What does not matter for the ranking calculation
-Duration of the match.

-Kills/deaths/turret kills. This is because there are many ways to contribute to winning a match, and there is no way for the game to know how well you played. For example, a player who defends all match long but never makes any kills, might have contributed greatly to winning, but his stats won’t show this. On the other hand, someone who makes a lot of kills but never pushes turrets, might in some cases be doing really badly.

-Leagues. Ranking calculation is done purely based on the ranking score, not on what league you are in. (Leagues and ranking are related, of course, but leagues are ignored in the ranking calculation.)

-Depending on your position in the Leaderboards, you get assigned a league. The highest is league 1, the lowest is league 9.

-League 1 has a fixed size of 250 players. The sizes of all other leagues are percentages of the number of players in the Leaderboard. This means that if there are twice as many players, all leagues get twice as big (except for league 1).

-When searching for a match, the game will only select games that are within a certain range of your own league.

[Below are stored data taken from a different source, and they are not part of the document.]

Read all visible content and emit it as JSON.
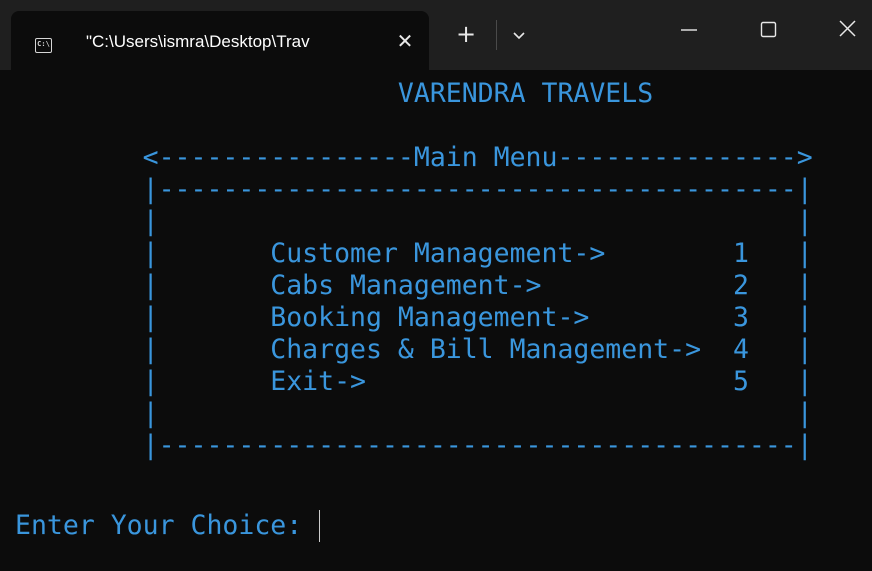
{
  "window": {
    "tab_icon": "C:\\",
    "tab_title": "\"C:\\Users\\ismra\\Desktop\\Trav",
    "tab_close_glyph": "✕",
    "new_tab_glyph": "+",
    "icons": {
      "tab": "console-icon",
      "close_tab": "close-icon",
      "new_tab": "plus-icon",
      "dropdown": "chevron-down-icon",
      "minimize": "minimize-icon",
      "maximize": "maximize-icon",
      "close_window": "close-icon"
    }
  },
  "console": {
    "text_color": "#3a96dd",
    "background": "#0c0c0c",
    "lines": [
      "                        VARENDRA TRAVELS",
      "",
      "        <----------------Main Menu--------------->",
      "        |----------------------------------------|",
      "        |                                        |",
      "        |       Customer Management->        1   |",
      "        |       Cabs Management->            2   |",
      "        |       Booking Management->         3   |",
      "        |       Charges & Bill Management->  4   |",
      "        |       Exit->                       5   |",
      "        |                                        |",
      "        |----------------------------------------|",
      "",
      "Enter Your Choice: "
    ]
  }
}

-When there are many players online, it will search 3 leagues wide (so if you are in league 6, it will search for matches in leagues 5 to 7). When there are fewer players online, it searches wider to increase the chance of getting a full match. It then searches in 5 leagues (so league 6 will search for matches in leagues 4 to 8). Despite this, leagues 1 and 9 will never search in league 5.

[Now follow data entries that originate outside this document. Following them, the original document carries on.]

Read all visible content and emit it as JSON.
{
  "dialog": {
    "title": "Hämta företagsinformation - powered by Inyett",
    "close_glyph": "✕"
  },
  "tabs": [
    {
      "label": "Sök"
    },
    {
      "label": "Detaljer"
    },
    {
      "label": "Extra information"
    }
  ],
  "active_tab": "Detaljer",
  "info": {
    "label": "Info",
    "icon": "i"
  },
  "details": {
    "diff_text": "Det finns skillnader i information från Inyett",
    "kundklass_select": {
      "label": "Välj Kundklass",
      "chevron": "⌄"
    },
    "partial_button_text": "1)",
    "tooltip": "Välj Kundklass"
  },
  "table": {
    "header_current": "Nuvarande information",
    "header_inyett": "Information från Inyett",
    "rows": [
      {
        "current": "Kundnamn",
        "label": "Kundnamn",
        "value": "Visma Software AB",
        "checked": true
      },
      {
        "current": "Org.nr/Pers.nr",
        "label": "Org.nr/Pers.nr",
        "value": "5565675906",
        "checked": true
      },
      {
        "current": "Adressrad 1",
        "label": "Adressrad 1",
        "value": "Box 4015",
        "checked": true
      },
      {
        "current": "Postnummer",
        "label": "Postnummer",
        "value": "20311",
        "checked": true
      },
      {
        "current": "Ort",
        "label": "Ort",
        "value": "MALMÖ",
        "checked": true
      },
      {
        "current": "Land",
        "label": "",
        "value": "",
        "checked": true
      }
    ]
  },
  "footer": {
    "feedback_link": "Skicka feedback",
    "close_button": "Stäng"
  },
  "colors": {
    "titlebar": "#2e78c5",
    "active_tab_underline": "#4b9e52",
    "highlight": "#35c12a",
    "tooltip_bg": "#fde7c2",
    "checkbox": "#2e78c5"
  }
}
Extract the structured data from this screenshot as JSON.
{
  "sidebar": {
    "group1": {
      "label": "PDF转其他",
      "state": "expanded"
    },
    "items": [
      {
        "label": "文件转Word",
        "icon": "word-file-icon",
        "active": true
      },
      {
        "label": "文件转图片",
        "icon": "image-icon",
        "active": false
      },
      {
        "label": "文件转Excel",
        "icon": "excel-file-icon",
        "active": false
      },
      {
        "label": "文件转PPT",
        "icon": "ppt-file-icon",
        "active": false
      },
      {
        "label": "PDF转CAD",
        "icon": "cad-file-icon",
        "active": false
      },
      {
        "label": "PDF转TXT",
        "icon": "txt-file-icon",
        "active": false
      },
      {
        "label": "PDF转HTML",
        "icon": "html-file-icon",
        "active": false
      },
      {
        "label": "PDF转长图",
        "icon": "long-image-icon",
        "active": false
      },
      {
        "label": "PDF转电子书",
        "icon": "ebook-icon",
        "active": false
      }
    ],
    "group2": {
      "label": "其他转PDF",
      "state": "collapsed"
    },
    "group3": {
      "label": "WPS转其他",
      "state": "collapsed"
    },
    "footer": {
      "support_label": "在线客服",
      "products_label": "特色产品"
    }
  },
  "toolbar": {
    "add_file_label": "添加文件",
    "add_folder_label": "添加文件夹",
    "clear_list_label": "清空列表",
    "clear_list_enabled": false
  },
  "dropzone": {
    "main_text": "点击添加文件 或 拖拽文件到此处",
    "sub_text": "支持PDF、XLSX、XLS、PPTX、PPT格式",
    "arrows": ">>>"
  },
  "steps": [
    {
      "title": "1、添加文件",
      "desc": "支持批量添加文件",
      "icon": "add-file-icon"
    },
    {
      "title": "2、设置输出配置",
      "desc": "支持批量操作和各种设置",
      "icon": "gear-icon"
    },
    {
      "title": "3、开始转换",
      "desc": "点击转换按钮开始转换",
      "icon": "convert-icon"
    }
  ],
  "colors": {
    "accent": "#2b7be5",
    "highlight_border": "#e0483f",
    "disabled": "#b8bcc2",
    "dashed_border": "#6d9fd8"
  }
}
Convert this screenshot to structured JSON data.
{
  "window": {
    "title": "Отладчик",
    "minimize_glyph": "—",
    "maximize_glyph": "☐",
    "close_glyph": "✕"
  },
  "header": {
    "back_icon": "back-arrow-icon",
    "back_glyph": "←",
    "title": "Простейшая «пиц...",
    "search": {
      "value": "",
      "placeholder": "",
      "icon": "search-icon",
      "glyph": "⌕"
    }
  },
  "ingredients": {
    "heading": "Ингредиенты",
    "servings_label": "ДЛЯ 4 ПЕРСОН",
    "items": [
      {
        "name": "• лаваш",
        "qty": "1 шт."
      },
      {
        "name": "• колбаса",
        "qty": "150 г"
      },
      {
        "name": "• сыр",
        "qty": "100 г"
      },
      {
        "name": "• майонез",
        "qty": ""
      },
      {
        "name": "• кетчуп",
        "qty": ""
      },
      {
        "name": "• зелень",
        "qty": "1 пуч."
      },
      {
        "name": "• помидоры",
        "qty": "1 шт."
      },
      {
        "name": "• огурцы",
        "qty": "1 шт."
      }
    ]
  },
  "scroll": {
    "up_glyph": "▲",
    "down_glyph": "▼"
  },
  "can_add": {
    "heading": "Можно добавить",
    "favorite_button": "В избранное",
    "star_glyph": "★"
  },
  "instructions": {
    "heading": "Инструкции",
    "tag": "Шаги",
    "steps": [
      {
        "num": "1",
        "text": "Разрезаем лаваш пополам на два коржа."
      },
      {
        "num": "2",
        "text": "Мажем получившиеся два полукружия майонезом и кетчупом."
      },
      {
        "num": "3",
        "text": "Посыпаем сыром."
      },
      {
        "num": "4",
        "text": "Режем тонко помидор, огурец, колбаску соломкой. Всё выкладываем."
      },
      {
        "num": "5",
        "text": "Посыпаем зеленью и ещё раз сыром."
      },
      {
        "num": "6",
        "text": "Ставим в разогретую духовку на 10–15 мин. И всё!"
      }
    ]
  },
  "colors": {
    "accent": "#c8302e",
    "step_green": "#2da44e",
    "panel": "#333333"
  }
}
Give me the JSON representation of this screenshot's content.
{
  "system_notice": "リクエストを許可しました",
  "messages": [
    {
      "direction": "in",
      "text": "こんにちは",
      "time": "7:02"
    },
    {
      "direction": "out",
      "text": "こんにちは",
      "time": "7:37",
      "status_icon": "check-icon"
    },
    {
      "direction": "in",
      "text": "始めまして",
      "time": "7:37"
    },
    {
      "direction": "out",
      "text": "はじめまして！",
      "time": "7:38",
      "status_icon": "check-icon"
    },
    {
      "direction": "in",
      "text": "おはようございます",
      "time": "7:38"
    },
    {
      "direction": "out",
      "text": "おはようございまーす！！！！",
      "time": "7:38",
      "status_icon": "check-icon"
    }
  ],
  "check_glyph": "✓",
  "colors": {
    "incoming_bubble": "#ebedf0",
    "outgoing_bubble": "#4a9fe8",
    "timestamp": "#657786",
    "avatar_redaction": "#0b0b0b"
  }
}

-Joining a game through an invite is always allowed, even if the league does not match. So a league 8 player can join a league 2 match by accepting an invite from his league 2 friend who is in that match.

-The league of a match is updated during the match with whoever are in it. So if a league 4 player starts a new match and then a league 2 players joins, the match will change from a league 4 match to a league 3 match.

-Which team you join is based on the balance in the teams. Most important is the number of players, so for example in a 1vs2 match, the game will always make it 2vs2 with the next player. If the game is even, say in a 1vs1 match, then you will be put in a team so as to match out rating as best as possible. So if a beginner is playing against a pro and another pro joins this match, he will be put in the team of the beginner.

-Sometimes matches can become uneven (1vs3 for example) because a player joined the game, then another player joins the game, and then the first player leaves while still in the character select screen.

-If players join as a group through the Battle lobby, they remain a group. This way it can happen that in a 1vs0 match, a 3 player premade joins and suddenly it is 1vs3.

-When looking for a match, the game takes into account geographical location (because the nearer the game, the better the chance at low ping).

-Leaderboards are reset with every season. Currently seasons take two months each. You can see your history in the previous seasons in the menu, so your feats from the previous season do not just disappear.

-The reset with each season is complete: for the new season it does not matter at all how you did in the previous season.

-In a new season, no one gets a league until there are 5000 entries in the leaderboard. This usually takes less than a day. During this time, matchmaking is not based on skill, so pros and beginners can encounter each other.